Typically, MRSA infections initially appear to resemble normal skin infections. They may be confused for a small bug bite, pimple or scratch. Often, itchiness accompanies the small infection. In some cases, if left untreated, MRSA infections may progress to become large, red, swollen and painful boils or open bites.
MRSA and Itching
With good hygiene, the initial small itchy bump or infection may clear up on its own. In other cases, the infection becomes larger and deeper, affecting the deeper tissue under the skin and possibly the glands in the skin that produce oil. Once the infection spreads and becomes deeper, the itchiness usually disappears and the skin begins to swell and becomes painful. If the MRSA is not treated at this time, the infection may form a whitehead, which may then break into an open boil that drains blood, pus or liquid.

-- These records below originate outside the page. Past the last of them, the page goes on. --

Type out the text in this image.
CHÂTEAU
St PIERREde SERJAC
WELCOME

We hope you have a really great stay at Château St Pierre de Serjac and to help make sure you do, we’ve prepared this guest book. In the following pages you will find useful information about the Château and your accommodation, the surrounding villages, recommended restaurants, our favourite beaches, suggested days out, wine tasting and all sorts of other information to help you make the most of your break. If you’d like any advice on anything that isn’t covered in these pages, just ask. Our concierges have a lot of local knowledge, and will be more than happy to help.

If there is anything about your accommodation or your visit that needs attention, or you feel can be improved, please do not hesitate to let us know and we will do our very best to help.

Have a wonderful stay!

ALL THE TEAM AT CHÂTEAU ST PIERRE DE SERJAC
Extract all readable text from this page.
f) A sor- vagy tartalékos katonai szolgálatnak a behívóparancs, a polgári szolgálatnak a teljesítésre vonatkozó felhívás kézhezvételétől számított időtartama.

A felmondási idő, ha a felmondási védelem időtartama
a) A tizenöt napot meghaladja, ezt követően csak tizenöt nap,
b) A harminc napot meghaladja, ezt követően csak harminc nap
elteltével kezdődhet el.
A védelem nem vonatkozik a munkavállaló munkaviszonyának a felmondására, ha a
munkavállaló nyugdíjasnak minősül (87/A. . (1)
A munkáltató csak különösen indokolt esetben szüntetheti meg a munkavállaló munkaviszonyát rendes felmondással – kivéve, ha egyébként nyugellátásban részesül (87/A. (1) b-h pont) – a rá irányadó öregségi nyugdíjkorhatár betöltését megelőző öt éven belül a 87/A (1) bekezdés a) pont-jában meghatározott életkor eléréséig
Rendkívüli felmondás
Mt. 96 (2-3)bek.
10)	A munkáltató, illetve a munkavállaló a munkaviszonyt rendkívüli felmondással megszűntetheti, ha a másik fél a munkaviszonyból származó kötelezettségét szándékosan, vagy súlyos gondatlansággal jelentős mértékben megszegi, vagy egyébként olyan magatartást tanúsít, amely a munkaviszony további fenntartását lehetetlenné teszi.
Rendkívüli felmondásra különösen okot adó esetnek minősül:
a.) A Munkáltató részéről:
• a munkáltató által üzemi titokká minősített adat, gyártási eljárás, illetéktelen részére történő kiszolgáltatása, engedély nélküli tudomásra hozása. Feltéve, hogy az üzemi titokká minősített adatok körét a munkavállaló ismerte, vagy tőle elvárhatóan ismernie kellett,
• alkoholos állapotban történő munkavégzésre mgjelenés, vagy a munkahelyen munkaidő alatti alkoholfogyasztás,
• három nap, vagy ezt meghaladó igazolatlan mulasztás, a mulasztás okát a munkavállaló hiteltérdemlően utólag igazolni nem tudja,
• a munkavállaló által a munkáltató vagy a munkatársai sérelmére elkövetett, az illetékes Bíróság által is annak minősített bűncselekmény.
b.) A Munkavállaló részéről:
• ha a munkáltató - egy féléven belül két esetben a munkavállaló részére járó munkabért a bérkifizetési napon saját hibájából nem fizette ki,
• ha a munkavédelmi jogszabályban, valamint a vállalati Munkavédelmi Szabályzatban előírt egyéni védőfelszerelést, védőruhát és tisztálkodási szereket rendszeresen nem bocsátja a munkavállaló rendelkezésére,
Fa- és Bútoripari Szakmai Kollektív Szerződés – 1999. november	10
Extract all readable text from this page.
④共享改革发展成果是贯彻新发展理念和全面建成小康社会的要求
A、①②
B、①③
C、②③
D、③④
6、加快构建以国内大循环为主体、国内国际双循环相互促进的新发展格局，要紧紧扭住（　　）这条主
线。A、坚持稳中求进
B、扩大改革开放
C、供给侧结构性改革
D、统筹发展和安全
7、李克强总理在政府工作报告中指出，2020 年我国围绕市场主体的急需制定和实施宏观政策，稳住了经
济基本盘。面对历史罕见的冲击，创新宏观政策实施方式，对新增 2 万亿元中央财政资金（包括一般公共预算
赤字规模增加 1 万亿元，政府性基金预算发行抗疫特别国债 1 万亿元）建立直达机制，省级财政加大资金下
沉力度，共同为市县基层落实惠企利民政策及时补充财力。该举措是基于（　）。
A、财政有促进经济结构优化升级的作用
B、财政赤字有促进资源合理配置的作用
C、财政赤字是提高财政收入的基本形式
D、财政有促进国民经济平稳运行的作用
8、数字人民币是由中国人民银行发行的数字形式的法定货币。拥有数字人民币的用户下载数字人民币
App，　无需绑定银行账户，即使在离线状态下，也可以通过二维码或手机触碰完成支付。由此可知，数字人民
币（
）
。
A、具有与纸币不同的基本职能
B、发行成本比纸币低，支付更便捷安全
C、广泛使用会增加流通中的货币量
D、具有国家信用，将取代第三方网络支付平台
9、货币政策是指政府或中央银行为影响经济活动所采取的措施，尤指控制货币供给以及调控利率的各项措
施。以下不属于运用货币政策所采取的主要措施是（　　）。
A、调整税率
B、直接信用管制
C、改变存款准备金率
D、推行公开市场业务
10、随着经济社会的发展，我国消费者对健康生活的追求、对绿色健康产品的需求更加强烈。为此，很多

MRSA spreads through physical contact with an infected person or object. It is usually not an airborne bacteria. However, a healthy person with no outward signs of disease may have the bacteria in their nose or on their skin and spread the bacteria to another person, infecting the other person and causing them to become symptomatic. Thus, a person does not have to be exhibiting itching or other symptoms to be a carrier.
Who is at risk of MRSA and itching?
MRSA infections occur most frequently in health care settings (hospitals, nursing homes and other health care facilities). Other common sites of MRSA infection include community gathering places, such as schools, day-cares and prison.
Treatment for Itching and MRSA
Mild infections that are limited to the skin are usually treatable by cleaning the area thoroughly on a regular basis. This regular cleaning can also help to reduce the itching associated with MRSA. Antibiotics may be recommended, but MRSA is generally not responsive to antibiotics and requires a longer and/or larger dose of antibiotics. The longer an MRSA infection is left untreated, the more difficult it becomes to cure. Because of the relative ineffectiveness of antibiotics, eventually the infection may become a life threatening bone or blood infection.